Bernie Sanders is now the symbol of this divide. Republican presidential candidates talk about their religious faith incessantly. After finishing third in the Iowa Caucuses on Monday night, Marco Rubio thanked “my lord and savior Jesus Christ.” When Ted Cruz took the stage, the first words out of his mouth were “to God be the glory.” Even Donald Trump, who can’t accurately name the books of the Christian Bible, pretends to be devout.

Sanders, by contrast, said last fall that, “I am not actively involved with organized religion.” Culturally, this is part of what links him to his supporters. Iowa and New Hampshire may not have many Jews, but they lots have of secularists.
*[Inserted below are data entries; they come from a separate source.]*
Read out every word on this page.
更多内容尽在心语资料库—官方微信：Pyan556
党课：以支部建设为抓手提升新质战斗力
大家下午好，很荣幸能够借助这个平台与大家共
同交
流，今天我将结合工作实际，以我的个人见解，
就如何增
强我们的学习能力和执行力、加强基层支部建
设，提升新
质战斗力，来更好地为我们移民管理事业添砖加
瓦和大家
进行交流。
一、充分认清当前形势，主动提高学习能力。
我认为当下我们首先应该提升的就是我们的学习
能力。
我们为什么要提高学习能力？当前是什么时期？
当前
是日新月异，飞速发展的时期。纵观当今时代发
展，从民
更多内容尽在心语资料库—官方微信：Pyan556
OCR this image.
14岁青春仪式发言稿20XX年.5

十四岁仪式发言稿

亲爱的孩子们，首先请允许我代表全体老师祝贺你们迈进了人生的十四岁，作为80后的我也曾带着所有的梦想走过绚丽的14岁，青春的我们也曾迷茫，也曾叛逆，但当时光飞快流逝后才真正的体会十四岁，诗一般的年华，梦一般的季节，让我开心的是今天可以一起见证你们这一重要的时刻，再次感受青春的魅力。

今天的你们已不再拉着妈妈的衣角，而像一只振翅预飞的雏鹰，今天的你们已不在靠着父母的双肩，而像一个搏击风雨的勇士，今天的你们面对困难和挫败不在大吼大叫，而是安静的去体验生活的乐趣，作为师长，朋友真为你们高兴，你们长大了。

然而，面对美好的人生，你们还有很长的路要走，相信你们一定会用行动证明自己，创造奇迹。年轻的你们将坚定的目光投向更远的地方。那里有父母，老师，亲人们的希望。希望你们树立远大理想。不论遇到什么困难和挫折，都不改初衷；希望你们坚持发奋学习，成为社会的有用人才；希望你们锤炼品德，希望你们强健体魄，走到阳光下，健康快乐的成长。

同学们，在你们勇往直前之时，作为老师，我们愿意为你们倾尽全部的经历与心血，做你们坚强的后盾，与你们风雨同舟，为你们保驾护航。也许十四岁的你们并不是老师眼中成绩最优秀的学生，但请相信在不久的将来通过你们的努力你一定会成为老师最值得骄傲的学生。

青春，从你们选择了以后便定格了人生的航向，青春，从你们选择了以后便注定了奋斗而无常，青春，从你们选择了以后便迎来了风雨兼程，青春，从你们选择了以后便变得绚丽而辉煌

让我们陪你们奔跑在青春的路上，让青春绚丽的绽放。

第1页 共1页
It’s also part of what links Sanders to the young, who favored him over Hillary Clinton in Iowa by an astonishing 70 percentage points. Sanders may be in his seventies, but his rejection of organized religion is far more typical of Millennials than of people his own age.

Sanders also typifies what is happening in a large swath of Jewish America. Twenty percent of self-described American Jews now say they have no religion. Among American Jews born after 1980 that rises to almost one in three.

Politically, these secular Jews have much less in common with Orthodox Jews than with other secularists. Sanders has now replaced Jon Stewart as their most prominent symbol.

It’s unlikely Sanders will win the nomination. But sooner or later, if trends inside the Democratic Party continue, a secular candidate will. Whether or not that candidate is Jewish, his or her secularism will constitute America’s cultural frontier. Today, only 58 percent of Americans say they would vote for an atheist for president. (A lower percentage than say they would vote for a Muslim). Given the greater secularism of America’s young, that number should rise but it will remain a massive hurdle for years, if not decades to come. 

Bernie Sanders’ success in Iowa thus poses a fascinating cultural question. The question is not whether Americans would elect a Jew. They would. It’s whether Americans would elect a Jew who eschews Judaism. The answer divides the two parties today, and may well for a very long time.